Impact on Indigenous Communities

Impacts were multifaceted: cultural disruption affecting languages like Lakota language, Ojibwe language, Cree language, Navajo language, Blackfoot language, and Mohawk language; demographic and health consequences documented in epidemiological studies and survivor accounts referencing institutions such as Carlisle Indian Industrial School and Shubenacadie Indian Residential School; legal and land-tenure ramifications linked to policies under Dawes Act and treaty negotiations such as the Fort Laramie Treaty and Treaty of Fort Stanwix. Intergenerational trauma, loss of traditional knowledge maintained by leaders like Wilma Mankiller and Vine Deloria Jr., and socioeconomic effects intersected with Indigenous political movements represented by organizations such as National Congress of American Indians, Assembly of First Nations, and youth activism connected to groups like American Indian Movement.

Resistance, Adaptation, and Survivors' Voices

Resistance took forms from legal challenges in courts like the Supreme Court of the United States to grassroots activism exemplified by figures such as Red Power, Ada Deer, Wilma Mankiller, Vine Deloria Jr., Gertrude Bonnin (Zitkála-Šá), and collective actions including protests at sites associated with institutions like Alcatraz occupation and local petitions to agents like Indian agent.

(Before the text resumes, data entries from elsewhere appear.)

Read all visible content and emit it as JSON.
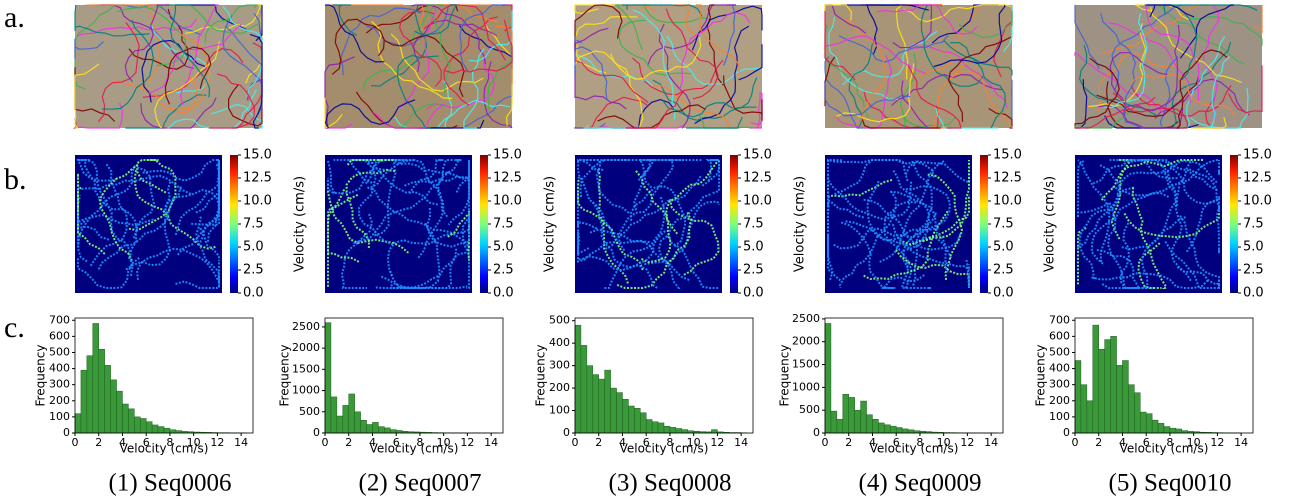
{
  "row_labels": [
    "a.",
    "b.",
    "c."
  ],
  "captions": [
    "(1) Seq0006",
    "(2) Seq0007",
    "(3) Seq0008",
    "(4) Seq0009",
    "(5) Seq0010"
  ],
  "colorbar": {
    "label": "Velocity (cm/s)",
    "lim": [
      0,
      15
    ],
    "ticks": [
      {
        "value": 0,
        "label": "0.0"
      },
      {
        "value": 2.5,
        "label": "2.5"
      },
      {
        "value": 5,
        "label": "5.0"
      },
      {
        "value": 7.5,
        "label": "7.5"
      },
      {
        "value": 10,
        "label": "10.0"
      },
      {
        "value": 12.5,
        "label": "12.5"
      },
      {
        "value": 15,
        "label": "15.0"
      }
    ]
  },
  "chart_data": [
    {
      "type": "histogram",
      "xlabel": "Velocity (cm/s)",
      "ylabel": "Frequency",
      "color": "#3a9a3a",
      "bins": [
        0,
        0.5,
        1,
        1.5,
        2,
        2.5,
        3,
        3.5,
        4,
        4.5,
        5,
        5.5,
        6,
        6.5,
        7,
        7.5,
        8,
        8.5,
        9,
        9.5,
        10,
        10.5,
        11,
        11.5,
        12,
        12.5,
        13,
        13.5,
        14,
        14.5,
        15
      ],
      "values": [
        120,
        390,
        480,
        680,
        520,
        420,
        330,
        260,
        180,
        150,
        100,
        90,
        70,
        50,
        40,
        30,
        20,
        15,
        10,
        8,
        6,
        5,
        4,
        3,
        2,
        2,
        1,
        1,
        1,
        0
      ],
      "xlim": [
        0,
        15
      ],
      "xticks": [
        0,
        2,
        4,
        6,
        8,
        10,
        12,
        14
      ],
      "ylim": [
        0,
        714
      ],
      "yticks": [
        0,
        100,
        200,
        300,
        400,
        500,
        600,
        700
      ]
    },
    {
      "type": "histogram",
      "xlabel": "Velocity (cm/s)",
      "ylabel": "Frequency",
      "color": "#3a9a3a",
      "bins": [
        0,
        0.5,
        1,
        1.5,
        2,
        2.5,
        3,
        3.5,
        4,
        4.5,
        5,
        5.5,
        6,
        6.5,
        7,
        7.5,
        8,
        8.5,
        9,
        9.5,
        10,
        10.5,
        11,
        11.5,
        12,
        12.5,
        13,
        13.5,
        14,
        14.5,
        15
      ],
      "values": [
        2600,
        850,
        400,
        650,
        920,
        500,
        300,
        200,
        250,
        150,
        120,
        80,
        60,
        40,
        30,
        25,
        20,
        15,
        10,
        8,
        6,
        5,
        4,
        3,
        2,
        2,
        1,
        1,
        1,
        0
      ],
      "xlim": [
        0,
        15
      ],
      "xticks": [
        0,
        2,
        4,
        6,
        8,
        10,
        12,
        14
      ],
      "ylim": [
        0,
        2710
      ],
      "yticks": [
        0,
        500,
        1000,
        1500,
        2000,
        2500
      ]
    },
    {
      "type": "histogram",
      "xlabel": "Velocity (cm/s)",
      "ylabel": "Frequency",
      "color": "#3a9a3a",
      "bins": [
        0,
        0.5,
        1,
        1.5,
        2,
        2.5,
        3,
        3.5,
        4,
        4.5,
        5,
        5.5,
        6,
        6.5,
        7,
        7.5,
        8,
        8.5,
        9,
        9.5,
        10,
        10.5,
        11,
        11.5,
        12,
        12.5,
        13,
        13.5,
        14,
        14.5,
        15
      ],
      "values": [
        480,
        390,
        300,
        260,
        240,
        280,
        200,
        180,
        150,
        120,
        110,
        90,
        60,
        50,
        45,
        30,
        25,
        20,
        15,
        10,
        8,
        6,
        5,
        15,
        5,
        3,
        2,
        2,
        1,
        0
      ],
      "xlim": [
        0,
        15
      ],
      "xticks": [
        0,
        2,
        4,
        6,
        8,
        10,
        12,
        14
      ],
      "ylim": [
        0,
        512
      ],
      "yticks": [
        0,
        100,
        200,
        300,
        400,
        500
      ]
    },
    {
      "type": "histogram",
      "xlabel": "Velocity (cm/s)",
      "ylabel": "Frequency",
      "color": "#3a9a3a",
      "bins": [
        0,
        0.5,
        1,
        1.5,
        2,
        2.5,
        3,
        3.5,
        4,
        4.5,
        5,
        5.5,
        6,
        6.5,
        7,
        7.5,
        8,
        8.5,
        9,
        9.5,
        10,
        10.5,
        11,
        11.5,
        12,
        12.5,
        13,
        13.5,
        14,
        14.5,
        15
      ],
      "values": [
        2400,
        480,
        300,
        850,
        780,
        500,
        700,
        400,
        300,
        220,
        180,
        150,
        120,
        90,
        70,
        50,
        40,
        30,
        20,
        15,
        10,
        8,
        6,
        5,
        4,
        3,
        2,
        1,
        1,
        0
      ],
      "xlim": [
        0,
        15
      ],
      "xticks": [
        0,
        2,
        4,
        6,
        8,
        10,
        12,
        14
      ],
      "ylim": [
        0,
        2520
      ],
      "yticks": [
        0,
        500,
        1000,
        1500,
        2000,
        2500
      ]
    },
    {
      "type": "histogram",
      "xlabel": "Velocity (cm/s)",
      "ylabel": "Frequency",
      "color": "#3a9a3a",
      "bins": [
        0,
        0.5,
        1,
        1.5,
        2,
        2.5,
        3,
        3.5,
        4,
        4.5,
        5,
        5.5,
        6,
        6.5,
        7,
        7.5,
        8,
        8.5,
        9,
        9.5,
        10,
        10.5,
        11,
        11.5,
        12,
        12.5,
        13,
        13.5,
        14,
        14.5,
        15
      ],
      "values": [
        450,
        300,
        200,
        670,
        520,
        580,
        600,
        420,
        450,
        300,
        250,
        130,
        120,
        80,
        60,
        40,
        30,
        25,
        15,
        10,
        8,
        5,
        4,
        3,
        2,
        1,
        1,
        1,
        0,
        0
      ],
      "xlim": [
        0,
        15
      ],
      "xticks": [
        0,
        2,
        4,
        6,
        8,
        10,
        12,
        14
      ],
      "ylim": [
        0,
        714
      ],
      "yticks": [
        0,
        100,
        200,
        300,
        400,
        500,
        600,
        700
      ]
    }
  ]
}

Survivors and cultural revivals have been led by elders, artists, and scholars documented through memoirs and works by Louise Erdrich, Joy Harjo, Thomas King (writer), Diane Redmond, and testimonies collected in processes like the Truth and Reconciliation Commission of Canada and various inquiries, while legal representation often involved firms and advocates linked to cases in provincial and federal courts.

Contemporary legacies include apologies and settlements negotiated through mechanisms such as the Residential Schools Settlement Agreement (Canada), governmental apologies by cabinets of Canada and United States officials, commissions like the Truth and Reconciliation Commission of Canada, and litigation addressing abuse, missing children, and compensation overseen by courts including Federal Court of Canada and district courts in the United States. Ongoing legal debates concern records access, land claims connected to treaties like the Treaty of Waitangi (in comparative contexts), archival stewardship involving institutions like Library and Archives Canada, and commemorative projects led by museums and cultural centers such as the National Museum of the American Indian.